Thirdly, the NICHD measures of engagement in bullying and peer victimization had four items each, with single items examining physical, verbal and relational bullying and victimization. Future studies should consider using multi-item measures that offer the opportunity to examine how parent factors are associated with both traditional (physical, verbal, relational) and cyber bullying, and peer victimization. Also, the increasing evidence of long term negative impact of bully-victim behaviors (i.e., behaviors of individuals who are victimized and later become bullies) later in young adulthood compared to victimized peers [1, 5], suggests that related questions should be included in parent–child studies in order to gain further insight into potential parent effects on bully-victim behaviors as well.
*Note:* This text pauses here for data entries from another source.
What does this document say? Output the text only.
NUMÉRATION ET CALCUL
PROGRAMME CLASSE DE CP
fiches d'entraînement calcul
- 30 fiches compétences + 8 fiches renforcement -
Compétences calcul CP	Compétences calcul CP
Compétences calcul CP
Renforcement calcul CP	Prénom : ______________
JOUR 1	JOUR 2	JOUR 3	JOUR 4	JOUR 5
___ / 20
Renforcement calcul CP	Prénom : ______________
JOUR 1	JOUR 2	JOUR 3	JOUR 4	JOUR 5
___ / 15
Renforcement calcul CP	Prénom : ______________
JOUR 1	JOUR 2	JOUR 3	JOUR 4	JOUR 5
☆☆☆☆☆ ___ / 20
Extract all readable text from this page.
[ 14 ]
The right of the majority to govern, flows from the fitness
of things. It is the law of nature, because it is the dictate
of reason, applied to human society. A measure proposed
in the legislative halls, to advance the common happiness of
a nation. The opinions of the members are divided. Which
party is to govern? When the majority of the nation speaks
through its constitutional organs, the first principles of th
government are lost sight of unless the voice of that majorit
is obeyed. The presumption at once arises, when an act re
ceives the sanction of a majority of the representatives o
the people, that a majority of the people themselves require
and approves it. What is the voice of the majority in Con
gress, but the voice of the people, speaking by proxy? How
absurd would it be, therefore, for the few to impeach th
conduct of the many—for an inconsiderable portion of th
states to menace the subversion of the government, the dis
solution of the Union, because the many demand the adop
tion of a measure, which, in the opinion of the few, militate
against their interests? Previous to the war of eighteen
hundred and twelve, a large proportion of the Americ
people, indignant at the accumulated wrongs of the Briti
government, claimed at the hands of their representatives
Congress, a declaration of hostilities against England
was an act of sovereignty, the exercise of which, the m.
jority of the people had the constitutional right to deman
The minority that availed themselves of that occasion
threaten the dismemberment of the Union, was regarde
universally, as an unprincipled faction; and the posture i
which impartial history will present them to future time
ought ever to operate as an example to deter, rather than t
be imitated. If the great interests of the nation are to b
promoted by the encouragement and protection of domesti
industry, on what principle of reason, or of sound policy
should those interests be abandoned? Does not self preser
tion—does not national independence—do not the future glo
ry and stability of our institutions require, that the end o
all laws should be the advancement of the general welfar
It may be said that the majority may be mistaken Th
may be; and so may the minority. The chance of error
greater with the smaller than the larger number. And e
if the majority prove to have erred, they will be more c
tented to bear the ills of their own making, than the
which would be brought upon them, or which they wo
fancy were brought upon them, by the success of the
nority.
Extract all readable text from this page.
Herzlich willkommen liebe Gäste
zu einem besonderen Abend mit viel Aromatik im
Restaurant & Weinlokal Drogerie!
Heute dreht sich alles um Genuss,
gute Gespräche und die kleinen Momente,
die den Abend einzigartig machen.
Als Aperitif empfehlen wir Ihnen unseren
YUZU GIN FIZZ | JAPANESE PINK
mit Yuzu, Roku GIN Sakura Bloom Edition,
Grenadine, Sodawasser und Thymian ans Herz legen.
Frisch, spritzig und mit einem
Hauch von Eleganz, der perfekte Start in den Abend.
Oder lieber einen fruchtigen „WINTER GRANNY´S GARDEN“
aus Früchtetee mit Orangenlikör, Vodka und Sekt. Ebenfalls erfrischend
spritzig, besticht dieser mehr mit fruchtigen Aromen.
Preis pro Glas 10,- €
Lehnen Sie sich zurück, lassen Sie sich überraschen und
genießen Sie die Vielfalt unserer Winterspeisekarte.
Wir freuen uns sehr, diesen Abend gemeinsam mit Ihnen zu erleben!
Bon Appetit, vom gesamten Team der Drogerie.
As a fourth point, future studies should include multiple reporters of parent and child measures. For example, both maternal and child reports on parent–child relationship quality and instead of only maternal reports may strengthen effects of findings. Likewise, parent, teacher and/peer reports of bullying and peer victimization instead of only child reports would bolster findings. Notably, fewer studies have parents and teacher reports because they are least likely to observe or acknowledge these behaviors compared to peers. Proxy measures, however, such as parent and teacher reports on aggression, deviance and changes in academic achievement may be measures that provide substantive correlations with self-reported accounts of bullying and peer victimization [5].

This research examined parent factors related to engagement in bullying and peer victimization of children within grades 3 to 6. Researchers should also examine the three dimensions of parent factors at younger ages of children to see if there are differences in strength of parent effects. First, considering that generally, the impact of parents’ influence on children’s behaviors reduces as they grow and peer influences increase, it is also possible that the effects of parent factors on these child outcomes begin early, and these effects will be stronger than effects at 3rd grade. In other words, the foundation is set early for future bullying and related behaviors among peers. There is evidence of parent functioning such as low maternal empathy being positively related to bullying behaviors in preschoolers [67]. Therefore, examinations of early parent functioning and parenting may help us understand the process, and changes in strength of effects of parent factors over time on these child outcomes. There is evidence that early parent functioning and parenting is associated with antisocial and conduct behaviors in early childhood [68] thus this idea is worth exploring for bullying and related behaviors too.

Summary

This study is one of very few studies that have examined the transactional role of parent factors in bullying and peer victimization in a US sample, a major gap in the field of peer victimization/bullying research. Three waves of longitudinal data from the NICHD Study of Early Child Care and Youth Development were used to test the direct, indirect and reciprocal effects of maternal depressive symptoms, stress/support factors on bullying and peer victimization behaviors through mother–child relationship quality. Findings from this study revealed small significant effects of the role of maternal depressive symptoms and mother–child relationship quality on engagement in bullying and peer victimization. Furthermore, maternal employment status at an early time point showed small negative indirect effects on bullying behaviors later through the parenting process (mother–child relationship quality). Despite small significant effects, the study provides empirical information to support the idea that different parent factors may have deferential effects on bullying behaviors and peer victimization. Also, considering that these significant effects were found in this non-clinical sample, which had below average scores in maternal depressive symptoms, and overall healthy reports of mother–child relationship quality, bigger effects may be expected to be found in high-risk families, which should be a focus of future investigations.